Outspoken Member of Parliament for Salima North West Jessie Kabwila was recently elected to head the Women Caucus for the Southern Africa Development Community Parliamentary Forum (Sadc PF). In this interview, FATSANI GUNYA finds out from the academician-cum-civil rights campaigner what her new role in Sadc is all about. Excerpts:
When were you elected for this post?
I was elected during the recently held Forum’s joint-committees’ meeting in Johannesburg, South Africa. I am expected to lead this group for the next two years.
What was your initial reaction?
Very humbled because I did not compete against anyone, two countries were competing to nominate me, South Africa and Tanzania. Tanzania nominated me and all countries seconded. I really feelt appreciated and recognised, I felt like finally, I was getting rewarded for my passion to make sure women’s rights are truly recognised and enjoyed as human rights.
What do you think compelled Sadc PF to vote for Malawi?

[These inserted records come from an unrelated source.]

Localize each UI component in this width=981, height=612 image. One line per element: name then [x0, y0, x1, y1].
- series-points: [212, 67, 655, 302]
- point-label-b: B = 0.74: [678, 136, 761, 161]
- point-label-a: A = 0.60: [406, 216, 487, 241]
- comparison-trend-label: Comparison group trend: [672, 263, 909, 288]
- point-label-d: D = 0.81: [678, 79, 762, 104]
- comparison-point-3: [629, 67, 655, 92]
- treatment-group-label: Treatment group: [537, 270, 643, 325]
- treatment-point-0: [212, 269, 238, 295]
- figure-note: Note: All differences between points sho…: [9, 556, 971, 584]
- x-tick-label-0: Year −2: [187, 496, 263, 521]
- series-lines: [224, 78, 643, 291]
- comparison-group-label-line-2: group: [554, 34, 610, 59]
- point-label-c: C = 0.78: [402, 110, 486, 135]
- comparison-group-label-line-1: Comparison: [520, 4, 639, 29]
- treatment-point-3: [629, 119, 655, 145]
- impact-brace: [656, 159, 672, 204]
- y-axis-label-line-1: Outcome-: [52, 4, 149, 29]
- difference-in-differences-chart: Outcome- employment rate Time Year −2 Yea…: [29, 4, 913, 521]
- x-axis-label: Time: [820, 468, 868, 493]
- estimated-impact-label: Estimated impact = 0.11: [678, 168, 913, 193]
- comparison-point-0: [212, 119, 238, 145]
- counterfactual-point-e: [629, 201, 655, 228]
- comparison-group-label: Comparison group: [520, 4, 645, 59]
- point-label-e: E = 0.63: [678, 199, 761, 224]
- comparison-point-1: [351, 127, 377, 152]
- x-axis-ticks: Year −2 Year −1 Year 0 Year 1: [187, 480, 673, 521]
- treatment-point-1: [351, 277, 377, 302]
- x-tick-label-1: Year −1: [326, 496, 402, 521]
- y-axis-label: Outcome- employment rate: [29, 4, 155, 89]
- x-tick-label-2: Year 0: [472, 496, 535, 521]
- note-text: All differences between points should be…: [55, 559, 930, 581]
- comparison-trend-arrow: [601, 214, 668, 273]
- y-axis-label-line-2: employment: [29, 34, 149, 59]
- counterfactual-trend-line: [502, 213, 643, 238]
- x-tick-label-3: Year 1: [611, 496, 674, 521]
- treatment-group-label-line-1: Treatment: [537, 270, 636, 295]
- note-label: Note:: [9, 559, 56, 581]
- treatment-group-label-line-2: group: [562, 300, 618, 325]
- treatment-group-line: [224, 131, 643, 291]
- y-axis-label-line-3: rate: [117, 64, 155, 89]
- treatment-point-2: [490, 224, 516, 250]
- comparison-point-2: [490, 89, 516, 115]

The strength of the Malawi women’s caucus was cited as one of the contributing factors, a good number of the countries that qualified do not have as robust a women’s caucus as we do. The legislation we moved last year on ending child marriage and trafficking has made the region and world take notice of Malawi. Delegates cited the quality of debate of Malawi in the Sadc PF as being something the region needs to harvest and learn from. Being highly educated, my accolades from the academic freedom, activist background and of course quality of participation really helped. I would like to stress that the support I enjoyed from the Malawi team, Patricia Kainga Nangozo [Zomba Central, MP-PP] who is the chairperson of the Gender Equality, Women Advancement and Youth Development Committee for the Forum, Joseph Njobvuyalema [Lilongwe Mapuyu MP–MCP] who is vice -president of Sadc PF, Enerst Yahaya [ Machinga Central East MP-UDF], and Enock Luka [Zomba Lisanjala MP-DPP]. They all supported me so well.
Q4 Malawi is currently chairing several committees of the regional parliamentary forum. What does this say about the country?
It shows that Malawi is not just a sad story, there are things we are doing very well. We have women who can lead and are leading. It is not surprising that we had Sadc’s first woman president.
I understand the forum came up with a Model Law. What is it about?
It is a very historic document and I am very excited to see it come to fruition. It is the first of its kind and as an African, I am very proud of initiatives that are African, done to solve Africa problems. This model law will help countries that do not have laws like that one we moved last year, [the Marriage and Family Relations Act of 2015], to have a basis to move one. We used this law in its draft form as a lobbying tool.
Q6 Lastly, language seems to be a barrier in realising effective implementation of most policies on the ground. How does Sadc PF plan to turn this around for best results?
Actually, we have agreed that one of the reasons the block rarely makes strides in growing its socio-economic development is the gap that exists between policy makers and those expected to implement them on the ground. And the issue is worse in here [Malawi], a country with high illiteracy levels, especially in women. You find that all policy documents and deliberations thereof are done in English, and yet only a few of us can ably understand and analyse them from where we can make informed decisions while the majority of the people don’t. It’s high time our Parliament started holding its deliberations in a language most accessible to the poor voter in the rural setting whom we all claim to represent. The move is already working wonders in countries that embraced the idea.